I officially rate my students twice a semester. Once at mid terms and again at the end of the semester. :shake: Some students are happy and some are not. :yllol:

HaHa, I guess your right, Professors do have the ultimate rating system after all.

I have a very good friend that is an Oceanography Professor, on a dive trip he brought some papers to grade, he let me look them over and asked me if I could pick out which were written by students that never bothered to come to class, I found that to be very easy, he then began to "Rate his students"
 
That would be a dictionary..A thesaurus would have produced a post like "illusion, hallucination, vision, mirage, figment of the imagination, fantasy, apparition, image.":shake:

No, Jcleppe was right when she said Thesaurus. She's implying that you went and wrote your sentence and then substituted in bigger words for the smaller ones.

Frankly anyone can construe their vernacular to be that of a loftier pedigree if they so desire, but alas it does not derive much benefit for the originator of the post if the content still leaves much to be desired...
 
This looks like something cut and pasted from a dictionary, but I am probably wrong, before I went to school I could not spell engineer now I are one...

A delusion is a belief held with strong conviction despite superior evidence to the contrary.[1] As a pathology, it is distinct from a belief based on false or incomplete information, confabulation, dogma, illusion, or other effects of perception.
 
No, Jcleppe was right when she said Thesaurus. She's implying that you went and wrote your sentence and then substituted in bigger words for the smaller ones.

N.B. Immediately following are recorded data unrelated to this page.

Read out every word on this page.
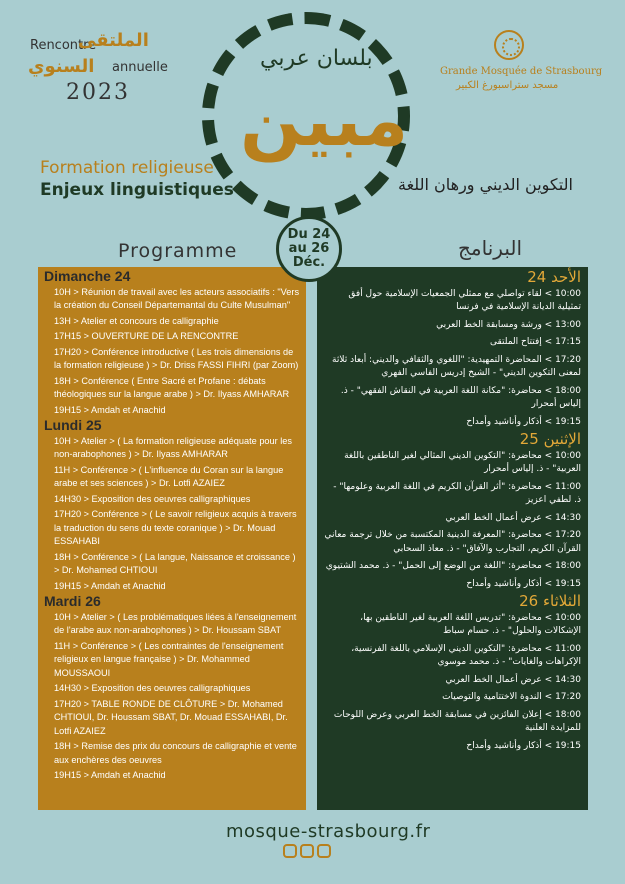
Rencontre
الملتقى
السنوي annuelle
2023
بلسان عربي
مبين
Grande Mosquée de Strasbourg
مسجد ستراسبورغ الكبير
Formation religieuse
Enjeux linguistiques	التكوين الديني ورهان اللغة
Programme	البرنامج
Du 24
au 26
Déc.
Dimanche 24
10H > Réunion de travail avec les acteurs associatifs : "Vers la création du Conseil Départemantal du Culte Musulman"
13H > Atelier et concours de calligraphie
17H15 > OUVERTURE DE LA RENCONTRE
17H20 > Conférence introductive ( Les trois dimensions de la formation religieuse ) > Dr. Driss FASSI FIHRI (par Zoom)
18H > Conférence ( Entre Sacré et Profane : débats théologiques sur la langue arabe ) > Dr. Ilyass AMHARAR
19H15 > Amdah et Anachid
Lundi 25
10H > Atelier > ( La formation religieuse adéquate pour les non-arabophones ) > Dr. Ilyass AMHARAR
11H > Conférence > ( L'influence du Coran sur la langue arabe et ses sciences ) > Dr. Lotfi AZAIEZ
14H30 > Exposition des oeuvres calligraphiques
17H20 > Conférence > ( Le savoir religieux acquis à travers la traduction du sens du texte coranique ) > Dr. Mouad ESSAHABI
18H > Conférence > ( La langue, Naissance et croissance ) > Dr. Mohamed CHTIOUI
19H15 > Amdah et Anachid
Mardi 26
10H > Atelier > ( Les problématiques liées à l'enseignement de l'arabe aux non-arabophones ) > Dr. Houssam SBAT
11H > Conférence > ( Les contraintes de l'enseignement religieux en langue française ) > Dr. Mohammed MOUSSAOUI
14H30 > Exposition des oeuvres calligraphiques
17H20 > TABLE RONDE DE CLÔTURE > Dr. Mohamed CHTIOUI, Dr. Houssam SBAT, Dr. Mouad ESSAHABI, Dr. Lotfi AZAIEZ
18H > Remise des prix du concours de calligraphie et vente aux enchères des oeuvres
19H15 > Amdah et Anachid
الأحد 24
10:00 > لقاء تواصلي مع ممثلي الجمعيات الإسلامية حول أفق تمثيلية الديانة الإسلامية في فرنسا
13:00 > ورشة ومسابقة الخط العربي
17:15 > إفتتاح الملتقى
17:20 > المحاضرة التمهيدية: "اللغوي والثقافي والديني: أبعاد ثلاثة لمعنى التكوين الديني" - الشيخ إدريس الفاسي الفهري
18:00 > محاضرة: "مكانة اللغة العربية في النقاش الفقهي" - ذ. إلياس أمحرار
19:15 > أذكار وأناشيد وأمداح
الإثنين 25
10:00 > محاضرة: "التكوين الديني المثالي لغير الناطقين باللغة العربية" - ذ. إلياس أمحرار
11:00 > محاضرة: "أثر القرآن الكريم في اللغة العربية وعلومها" - ذ. لطفي اعزيز
14:30 > عرض أعمال الخط العربي
17:20 > محاضرة: "المعرفة الدينية المكتسبة من خلال ترجمة معاني القرآن الكريم، التجارب والآفاق" - ذ. معاذ السحابي
18:00 > محاضرة: "اللغة من الوضع إلى الحمل" - ذ. محمد الشتيوي
19:15 > أذكار وأناشيد وأمداح
الثلاثاء 26
10:00 > محاضرة: "تدريس اللغة العربية لغير الناطقين بها، الإشكالات والحلول" - ذ. حسام سباط
11:00 > محاضرة: "التكوين الديني الإسلامي باللغة الفرنسية، الإكراهات والغايات" - ذ. محمد موسوي
14:30 > عرض أعمال الخط العربي
17:20 > الندوة الاختتامية والتوصيات
18:00 > إعلان الفائزين في مسابقة الخط العربي وعرض اللوحات للمزايدة العلنية
19:15 > أذكار وأناشيد وأمداح
mosque-strasbourg.fr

Frankly anyone can construe their vernacular to be that of a loftier pedigree if they so desire, but alas it does not derive much benefit for the originator of the post if the content still leaves much to be desired...

Stick with the K.I.S.S. approach. You know...Keep it simple _____:)

Why focus on the worst? Here's the other end of the spectrum.
http://www.cbsnews.com/8301-505145_162-57570111/u.s-colleges-with-the-best-professors/
 
Oh my gosh, in one post you just turned me into a "She", my wife will never understand.

My sincerest apologies, whenever I see "Cleppe" I think of the Chaplain who just left the Academy last year who had that as a last name. SHE was definitely a she.